For years, indigenous organizers in Oaxaca, Mexico, have articulated a demand to its government and governments around the world: the right to not migrate. "Our starting point is to understand the need for economic development, because the reason for migration is the lack of work and opportunity in people's communities of origin," the late Rufino Dominguez, co-founder of the Binational Front of Indigenous Organizations, said in 2012. Those demands were a reaction to the neoliberal policies of international trade agreements like NAFTA, but, as the behemoth Intergovernmental Panel on Climate Change (IPCC) report released on Wednesday shows, he may as well have been speaking about the effects of climate change.
Wednesday's report focuses on the effect of climate change caused by humans on the ocean and the cryosphere—that is, the parts of the planet covered in ice. Or the parts that used to be, anyway! The "Special Report on the Ocean and Cryosphere in a Changing Climate," which synthesizes about 7,000 studies from around the world, is predictably bleak: the ocean is not only warming but becoming more acidic, less oxygenated, and more hostile to life; glaciers and ice sheets are melting faster than expected, making life in the mountains increasingly difficult and raising the sea level at an accelerating rate; storms are getting worse and more frequent, rendering coastal cities and communities, home to some two billion people around the world, increasingly uninhabitable. These extreme changes are already displacing people and causing migration as people seek a more stable life.
While it's tempting to focus on the report’s worst-case future scenarios, the IPCC is also showing us how climate change is already remaking our world.

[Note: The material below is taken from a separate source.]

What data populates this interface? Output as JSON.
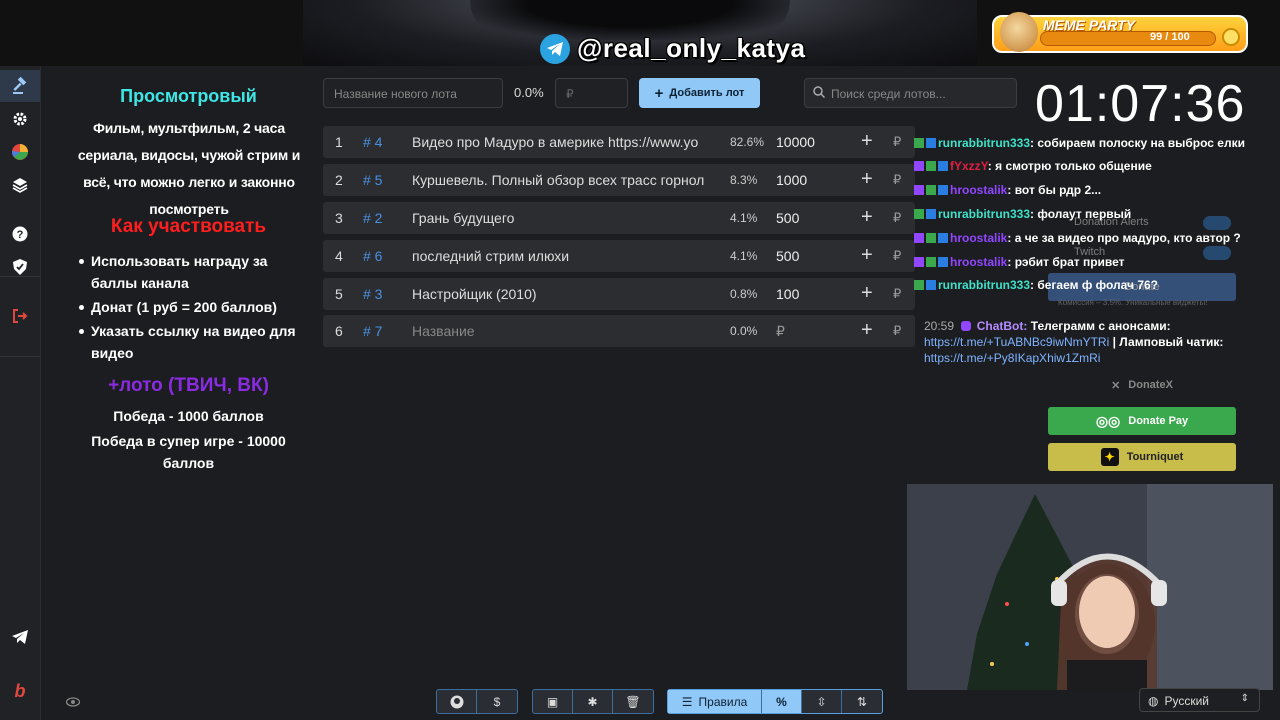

One illuminating section reviews the impact of changes in the cryosphere in high-mountain areas like the Himalaya, the Andes, and the European Alps, where receding ice means a decrease in irrigation water. Some communities are able to remain in place, shifting where they graze livestock and adjusting agricultural practices; in the most extreme cases, entire villages have up and moved.
More often, studies in northern Pakistan and the Peruvian Andres found, the young people in a community will migrate elsewhere to support their families by selling their labor, often in cities. "Stress on livelihoods is an important driver of climate change induced migration," the report found; however, it also found that "migration can have mixed outcomes on reducing socio-economic vulnerability." This is due to a variety of factors, not least of which being the reception that climate migrants receive upon arrival. Even if they are able to find work and send remittances to their families, their departure can also put a strain on already overburdened families back home. Because young adults are more likely to migrate for the purpose of finding wage labor, the cryospheric communities that rely on young people, "who are assigned, by local cultural practices, to carry out the heaviest work" have found themselves lacking: "This loss of young adults has reduced the capacity of households to undertake the most demanding tasks, particularly in periods of inclement weather, accelerating the decline of herding. As a result, the human and animal populations of the communities are shrinking."
This creates a feedback loop in which migration from high-mountain areas is not only the result of changes in agriculture due to climate change, but contributes to those changes. "Sustainable management of land, water and other resources is highly labour intensive, and hence labour mobility constrains and limits the adoption of sustainable practices," the report states.
Ultimately, the report is a reminder that apocalyptic rhetoric about looming climate catastrophe obscures the political necessities of the present: the world is not actually going to end if we fail to act; it's just going to get even worse for everyone but the rich. And it's already starting.